As you learn about the Dart language, keep these facts and concepts in mind:

  • Everything you can place in a variable is an object, and every object is an instance of a class. Even numbers, functions, and null are objects. All objects inherit from the Object class.

  • Although Dart is strongly typed, type annotations are optional because Dart can infer types. In the code above, number is inferred to be of type int. When you want to explicitly say that no type is expected, use the special type dynamic.

  • Dart supports generic types, like List<int> (a list of integers) or List<dynamic> (a list of objects of any type).

  • Dart supports top-level functions (such as main()), as well as functions tied to a class or object (static and instance methods, respectively). You can also create functions within functions (nested or local functions).

  • Similarly, Dart supports top-level variables, as well as variables tied to a class or object (static and instance variables). Instance variables are sometimes known as fields or properties.

  • Unlike Java, Dart doesn’t have the keywords public, protected, and private. If an identifier starts with an underscore (_), it’s private to its library. For details, see Libraries and visibility.

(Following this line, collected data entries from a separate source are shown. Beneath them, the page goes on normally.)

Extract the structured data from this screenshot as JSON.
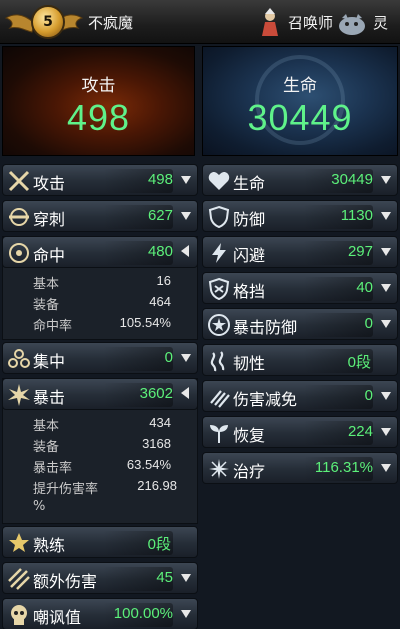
{
  "header": {
    "level": "5",
    "player_name": "不疯魔",
    "summoner_label": "召唤师",
    "spirit_label": "灵"
  },
  "hero": {
    "attack_label": "攻击",
    "attack_value": "498",
    "hp_label": "生命",
    "hp_value": "30449"
  },
  "left": {
    "attack": {
      "label": "攻击",
      "value": "498"
    },
    "pierce": {
      "label": "穿刺",
      "value": "627"
    },
    "accuracy": {
      "label": "命中",
      "value": "480",
      "details": [
        {
          "label": "基本",
          "value": "16"
        },
        {
          "label": "装备",
          "value": "464"
        },
        {
          "label": "命中率",
          "value": "105.54%"
        }
      ]
    },
    "focus": {
      "label": "集中",
      "value": "0"
    },
    "crit": {
      "label": "暴击",
      "value": "3602",
      "details": [
        {
          "label": "基本",
          "value": "434"
        },
        {
          "label": "装备",
          "value": "3168"
        },
        {
          "label": "暴击率",
          "value": "63.54%"
        },
        {
          "label": "提升伤害率",
          "value": "216.98"
        }
      ],
      "wrap": "%"
    },
    "mastery": {
      "label": "熟练",
      "value": "0段"
    },
    "extra_damage": {
      "label": "额外伤害",
      "value": "45"
    },
    "taunt": {
      "label": "嘲讽值",
      "value": "100.00%"
    }
  },
  "right": {
    "hp": {
      "label": "生命",
      "value": "30449"
    },
    "defense": {
      "label": "防御",
      "value": "1130"
    },
    "evasion": {
      "label": "闪避",
      "value": "297"
    },
    "block": {
      "label": "格挡",
      "value": "40"
    },
    "crit_defense": {
      "label": "暴击防御",
      "value": "0"
    },
    "toughness": {
      "label": "韧性",
      "value": "0段"
    },
    "damage_reduction": {
      "label": "伤害减免",
      "value": "0"
    },
    "recovery": {
      "label": "恢复",
      "value": "224"
    },
    "healing": {
      "label": "治疗",
      "value": "116.31%"
    }
  },
  "colors": {
    "value_green": "#5cf07a",
    "hero_green": "#5ff28a"
  }
}
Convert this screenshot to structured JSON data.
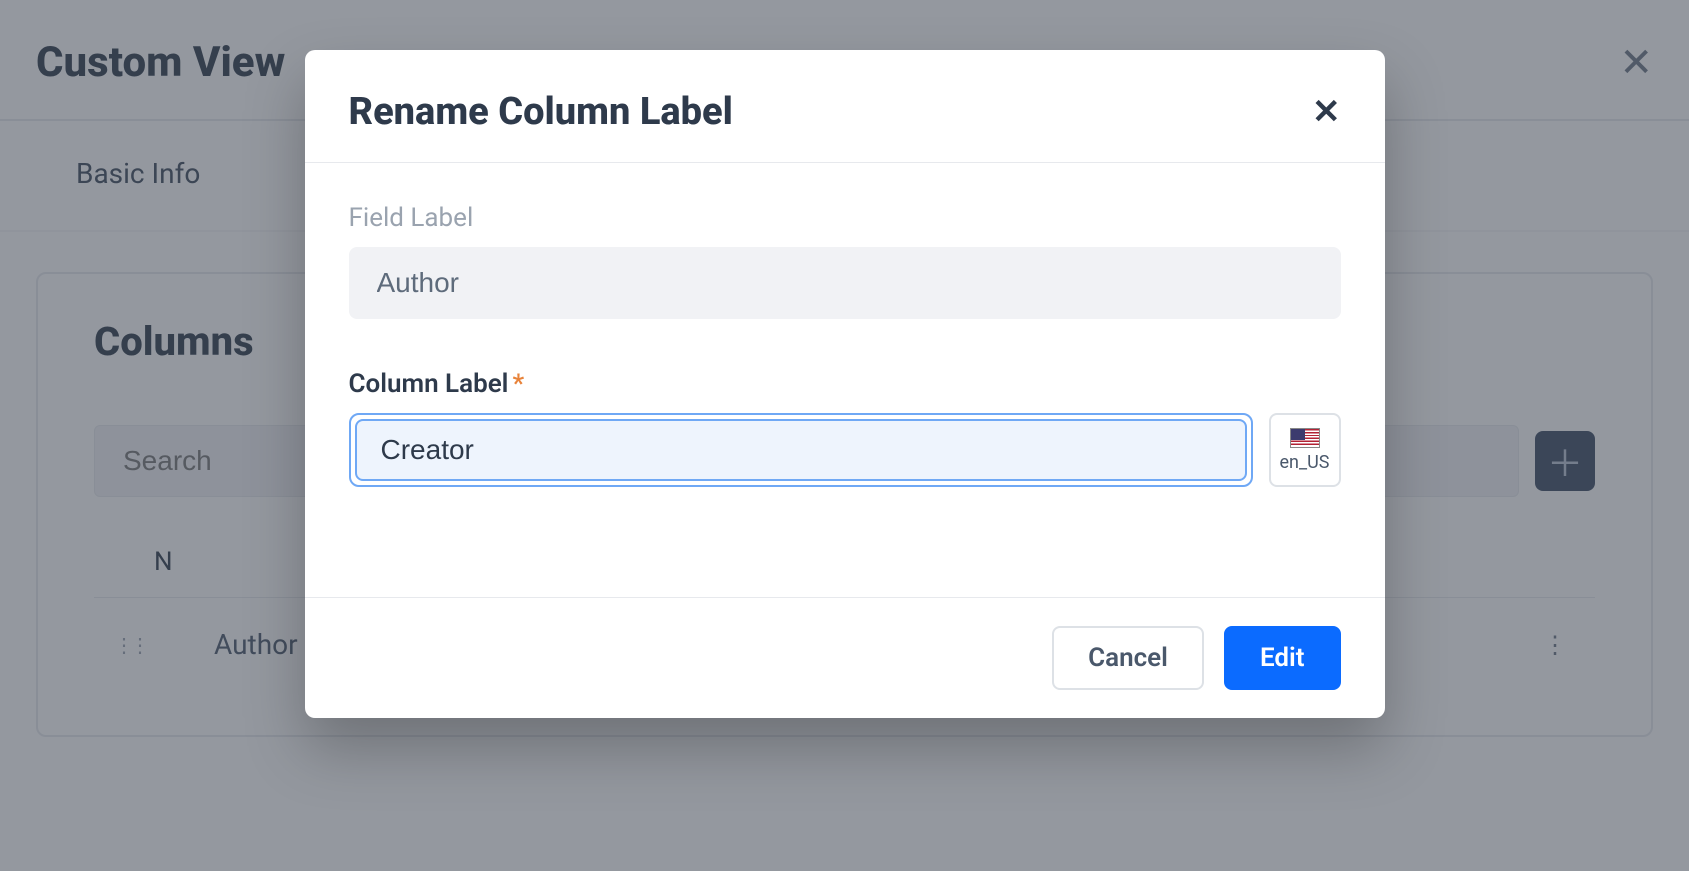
{
  "page": {
    "title": "Custom View",
    "tabs": {
      "basic_info": "Basic Info"
    },
    "columns_section_title": "Columns",
    "search_placeholder": "Search",
    "table": {
      "head_col1": "N",
      "head_col2": "",
      "row1": {
        "name": "Author",
        "label": "Author"
      }
    }
  },
  "modal": {
    "title": "Rename Column Label",
    "field_label_caption": "Field Label",
    "field_label_value": "Author",
    "column_label_caption": "Column Label",
    "column_label_value": "Creator",
    "locale": "en_US",
    "cancel": "Cancel",
    "edit": "Edit"
  }
}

  • Identifiers can start with a letter or underscore (_), followed by any combination of those characters plus digits.

  • Dart has both expressions (which have runtime values) and statements (which don’t). For example, the conditional expression condition ? expr1 : expr2 has a value of expr1 or expr2. Compare that to an if-else statement, which has no value. A statement often contains one or more expressions, but an expression can’t directly contain a statement.

  • Dart tools can report two kinds of problems: warnings and errors. Warnings are just indications that your code might not work, but they don’t prevent your program from executing. Errors can be either compile-time or run-time. A compile-time error prevents the code from executing at all; a run-time error results in an exception being raised while the code executes.

Note: If you’re curious why Dart uses underscores instead of access modifier keywords like public or private, see SDK issue 33383.


The following table lists the words that the Dart language treats specially.

abstract 2	else	import 2	super
as 2 enum in switch
assert export 2 interface 2 sync 1
async 1 extends is this
await 3 extension 2 library 2 throw
break external 2 mixin 2 true
case factory 2 new try
catch false null typedef 2
class final on 1 var
const finally operator 2 void
continue for part 2 while
covariant 2 Function 2 rethrow with
default get 2 return yield 3
deferred 2 hide 1 set 2
do if show 1
dynamic 2 implements 2 static 2

Avoid using these words as identifiers. However, if necessary, the keywords marked with superscripts can be identifiers:

Words with the superscript 1 are contextual keywords, which have meaning only in specific places. They’re valid identifiers everywhere.

Words with the superscript 2 are built-in identifiers. To simplify the task of porting JavaScript code to Dart, these keywords are valid identifiers in most places, but they can’t be used as class or type names, or as import prefixes.

Words with the superscript 3 are limited reserved words related to asynchrony support. You can’t use await or yield as an identifier in any function body marked with async, async*, or sync*.

All other words in the table are reserved words, which can’t be identifiers.